Juntamente com o aumento da tarifa, a prefeitura e o Governo do Estado anunciaram a criação do passe livre estudantil, que deve beneficiar estudantes de escolas públicas – incluindo os da USP e da UNESP – e bolsistas de escolas particulares da cidade. A medida ainda deve ser aprovada na Câmara Legislativa, por isso as normas específicas de quem e como será o benefício ainda não foram divulgadas. Sabe-se que estará limitado a 48 viagens por mês e que cerca de 505.000 estudantes devem ser beneficiados.
A limitação do benefício é uma das críticas do MPL. O prefeito Fernando Haddad diz que o passe livre estudantil é uma conquista dos militantes do MPL, que deveriam reconhecê-la. “O movimento não está sabendo valorizar a vitória que teve”, disse, em entrevista ao EL PAÍS, no dia em que entrava em vigor o aumento da tarifa. Para Oliver Cauã, estudante de Geografia da UNESP, que estuda o MPL e o transporte público, esse benefício não é uma vitória. “Passe livre estudantil é um benefício, entre aspas, que é pago pelos outros usuários”, diz. “Está longe de ser uma vitória”.
Por essa e outras razões, as manifestações estão sendo convocadas. Em São Paulo, 45.000 pessoas confirmaram presença no ato desta sexta pelo Facebook. A Polícia Militar estima que 5.000 comparecerão. Em 2013, o confronto com a PM, que se mostrou abusiva por diversas vezes com os manifestantes, acabou virando um novo estopim que alimentou a onda de manifestações. Segundo o major Larry, a PM convocou os dirigentes do movimento para uma reunião para conversar sobre o ato por três vezes, mas sem sucesso.Em nota, o MPL disse que não participaria da reunião porque não vê “sentido em comparecer a uma reunião para ‘definir as diretrizes do ato’ com uma instituição que se prepara para reprimir uma manifestação legítima antes mesmo que ela aconteça”.

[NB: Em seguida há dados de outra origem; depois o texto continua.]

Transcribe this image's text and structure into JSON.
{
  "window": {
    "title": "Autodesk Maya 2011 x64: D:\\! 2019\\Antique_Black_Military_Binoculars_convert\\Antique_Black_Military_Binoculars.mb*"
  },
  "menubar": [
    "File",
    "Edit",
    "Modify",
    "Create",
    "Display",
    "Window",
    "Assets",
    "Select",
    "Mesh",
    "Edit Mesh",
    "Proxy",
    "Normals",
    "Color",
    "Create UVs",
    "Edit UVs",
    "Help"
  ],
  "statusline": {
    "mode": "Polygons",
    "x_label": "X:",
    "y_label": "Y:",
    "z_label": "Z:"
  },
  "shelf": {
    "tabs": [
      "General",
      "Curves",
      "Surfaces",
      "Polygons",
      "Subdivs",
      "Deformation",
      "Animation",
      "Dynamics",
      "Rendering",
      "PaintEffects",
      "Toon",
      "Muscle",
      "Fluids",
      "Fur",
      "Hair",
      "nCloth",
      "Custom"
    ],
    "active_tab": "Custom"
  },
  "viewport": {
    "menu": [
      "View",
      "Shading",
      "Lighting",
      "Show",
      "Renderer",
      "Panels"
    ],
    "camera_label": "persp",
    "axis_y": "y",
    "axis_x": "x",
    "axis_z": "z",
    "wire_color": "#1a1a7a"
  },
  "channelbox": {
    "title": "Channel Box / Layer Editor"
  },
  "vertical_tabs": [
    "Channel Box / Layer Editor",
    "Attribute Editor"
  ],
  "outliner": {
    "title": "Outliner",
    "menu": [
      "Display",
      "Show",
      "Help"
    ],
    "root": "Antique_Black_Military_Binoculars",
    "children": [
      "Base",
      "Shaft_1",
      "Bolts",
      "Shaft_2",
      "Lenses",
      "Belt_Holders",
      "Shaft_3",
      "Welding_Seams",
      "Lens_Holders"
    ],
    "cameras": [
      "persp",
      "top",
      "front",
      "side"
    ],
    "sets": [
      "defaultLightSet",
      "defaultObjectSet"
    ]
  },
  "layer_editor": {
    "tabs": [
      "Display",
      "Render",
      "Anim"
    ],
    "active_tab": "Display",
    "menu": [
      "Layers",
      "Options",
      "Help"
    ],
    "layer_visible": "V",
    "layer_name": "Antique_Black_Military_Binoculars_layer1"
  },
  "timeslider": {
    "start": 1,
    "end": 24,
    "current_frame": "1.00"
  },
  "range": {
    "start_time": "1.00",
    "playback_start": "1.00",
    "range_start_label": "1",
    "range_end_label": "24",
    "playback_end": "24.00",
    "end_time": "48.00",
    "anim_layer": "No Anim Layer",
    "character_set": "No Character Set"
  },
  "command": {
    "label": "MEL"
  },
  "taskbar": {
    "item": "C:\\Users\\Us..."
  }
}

Segundo Larry, não há uma estratégia diferente da adotada em 2013: “A técnica de fazer um acompanhamento aproximado [formando uma espécie de cordão humano com os policiais] deu certo e foi a melhor que nós encontramos. Por isso repetiremos dessa vez”, disse. Nesta sexta, o efetivo será formado por 800 policiais e 50 viaturas. A manifestação está marcada para as 17h, com concentração em frente ao Teatro Municipal de São Paulo.
Assim como em junho de 2013, neste ano outras cidades além de São Paulo também convocaram a militância às ruas. Rio de Janeiro, Praia Grande (SP), Guarulhos (SP), Joinville (SC), Florianópolis (SC) e Salvador são algumas delas.

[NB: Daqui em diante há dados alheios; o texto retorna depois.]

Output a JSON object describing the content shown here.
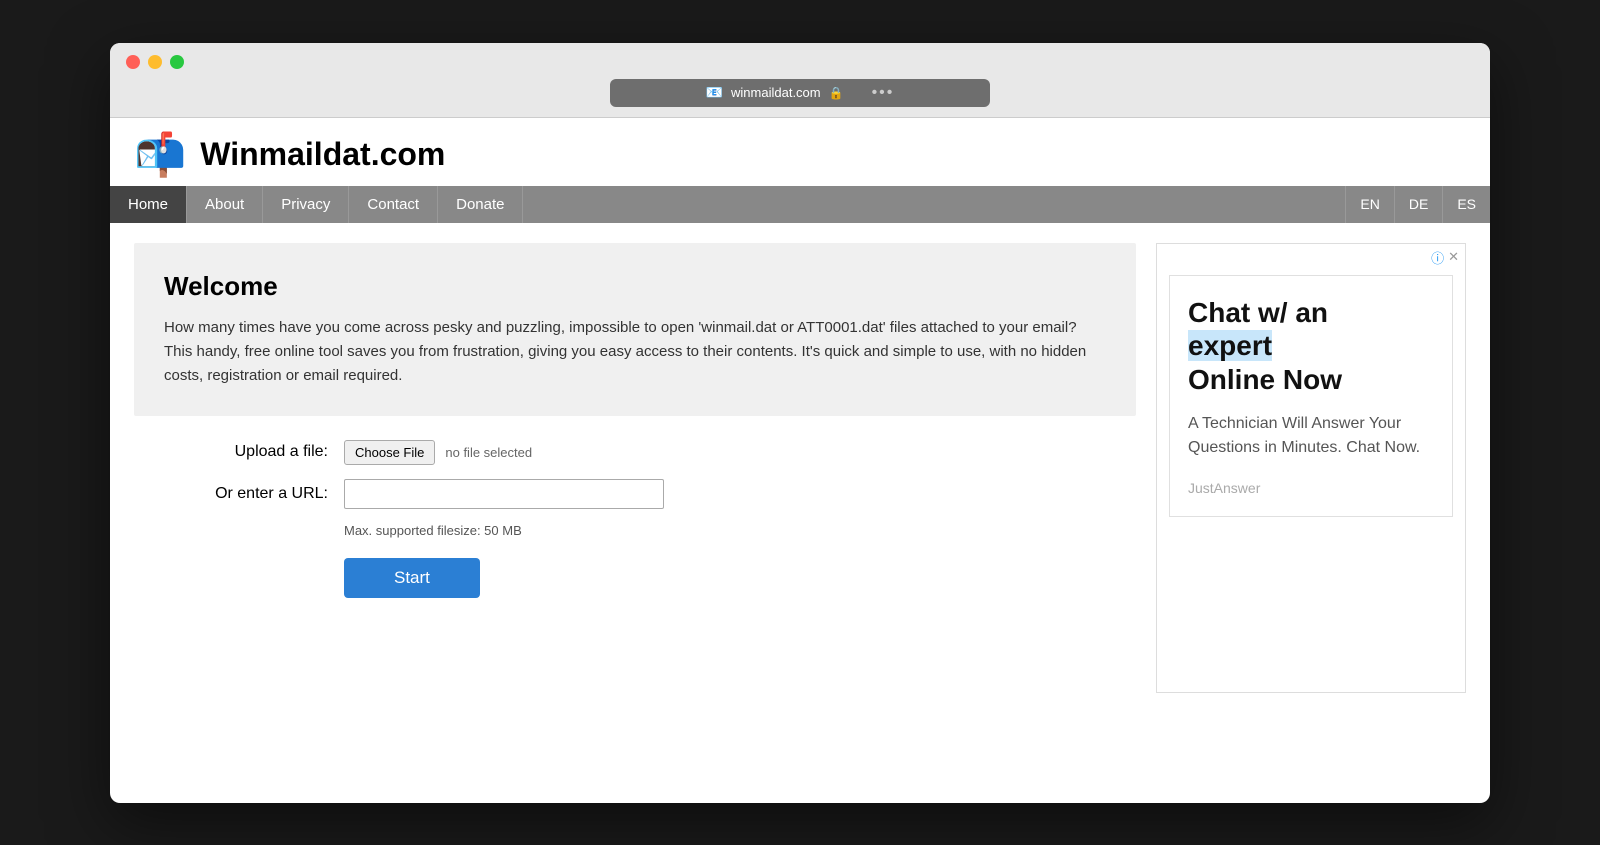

Foi em Salvador e Florianópolis que o MPL teve origem. Após uma série de manifestações contra o aumento da tarifa na capital baiana em 2003 – chamada “Revolta do Buzu” – e na capital catarinense, no ano seguinte – a “Revolta da Catraca”, o movimento foi tomando forma. A maioria dos seus integrantes, que dizem fazer parte de um movimento “horizontal, apartidário e não anti-partidário”, costuma desconfiar da imprensa, dificilmente sai em fotos e tampouco se identifica como dirigente do movimento. “Todos nós somos militantes, não temos dirigentes”, disse a estudante Luíze Tavares, de 18 anos.

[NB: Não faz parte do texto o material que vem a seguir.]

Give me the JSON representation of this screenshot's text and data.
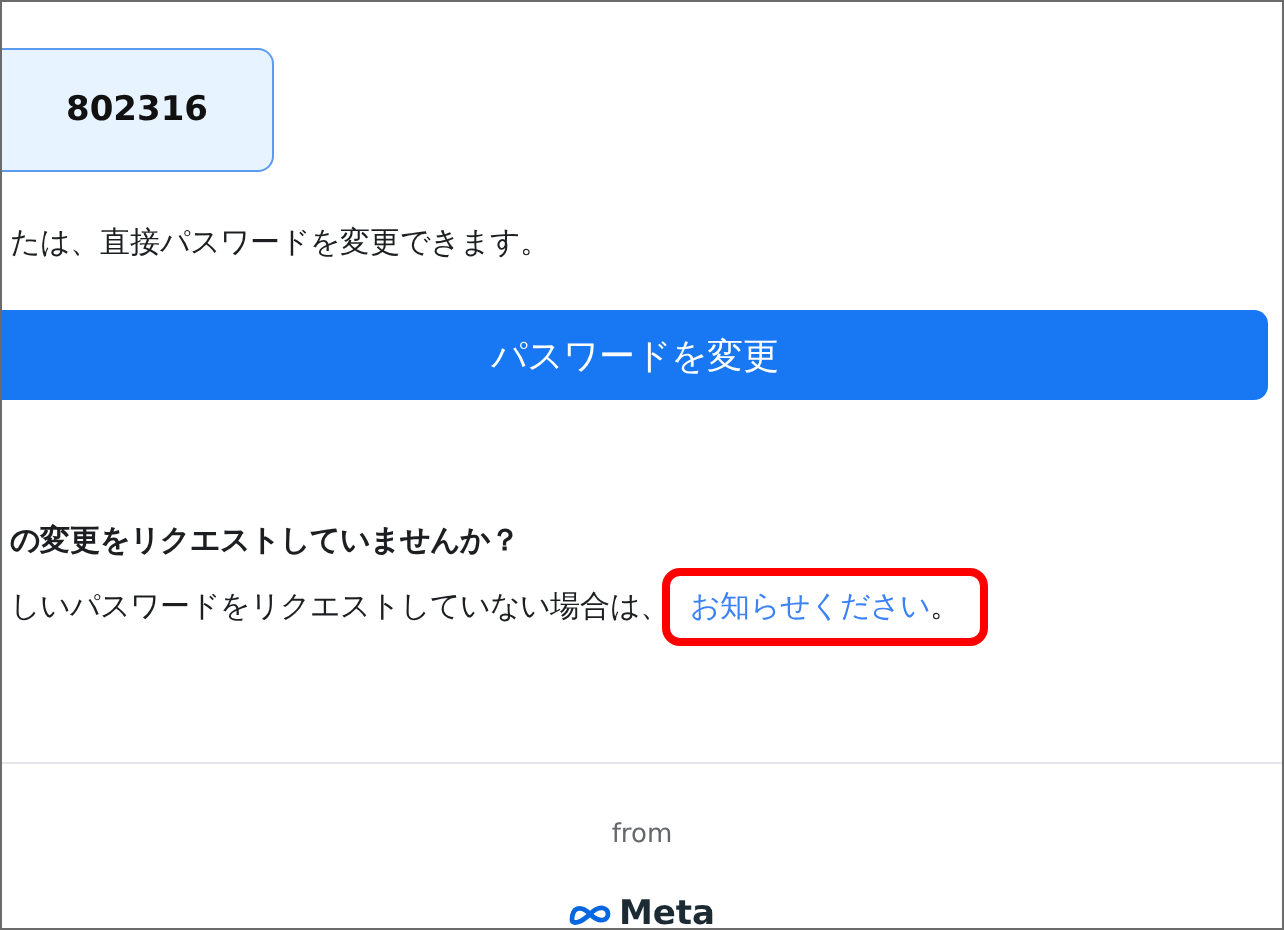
{
  "code": {
    "value": "802316"
  },
  "instruction": "たは、直接パスワードを変更できます。",
  "change_button": {
    "label": "パスワードを変更"
  },
  "notice": {
    "heading": "の変更をリクエストしていませんか？",
    "text": "しいパスワードをリクエストしていない場合は、",
    "link": {
      "label": "お知らせください",
      "highlighted": true
    },
    "end": "。"
  },
  "footer": {
    "from": "from",
    "brand": "Meta"
  }
}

O movimento está, no momento, centrado na periferia, onde, segundo os militantes, há uma militância mais orgânica. As maiores manifestações, porém, acontecem na região central da cidade. Além dos atos, o MPL organiza aulas públicas sobre o transporte, reuniões e festas populares com cunho politizador. Há comitês do Movimento Passe Livre por outras cidades do país, além de São Paulo.
Não é só por 20 centavos
Em 2013 “Não é só por 20 centavos” foi uma das frases que marcou o início das manifestações. A tarifa do ônibus havia subido de 3 reais para 3,20, dando início a uma série de mobilizações pelo país. A revolta contra o aumento da passagem deu margem para que a implantação do passe livre voltasse para a pauta de discussão. Segundo a carta de princípios do MPL, “a luta pela Tarifa Zero não tem um fim em si mesma. Ela é o instrumento inicial de debate sobre a transformação da atual concepção de transporte coletivo urbano (…)”. “O MPL argumenta, e eu em parte compartilho, que a questão da tarifa é estruturante”, afirma Oliver Cauã.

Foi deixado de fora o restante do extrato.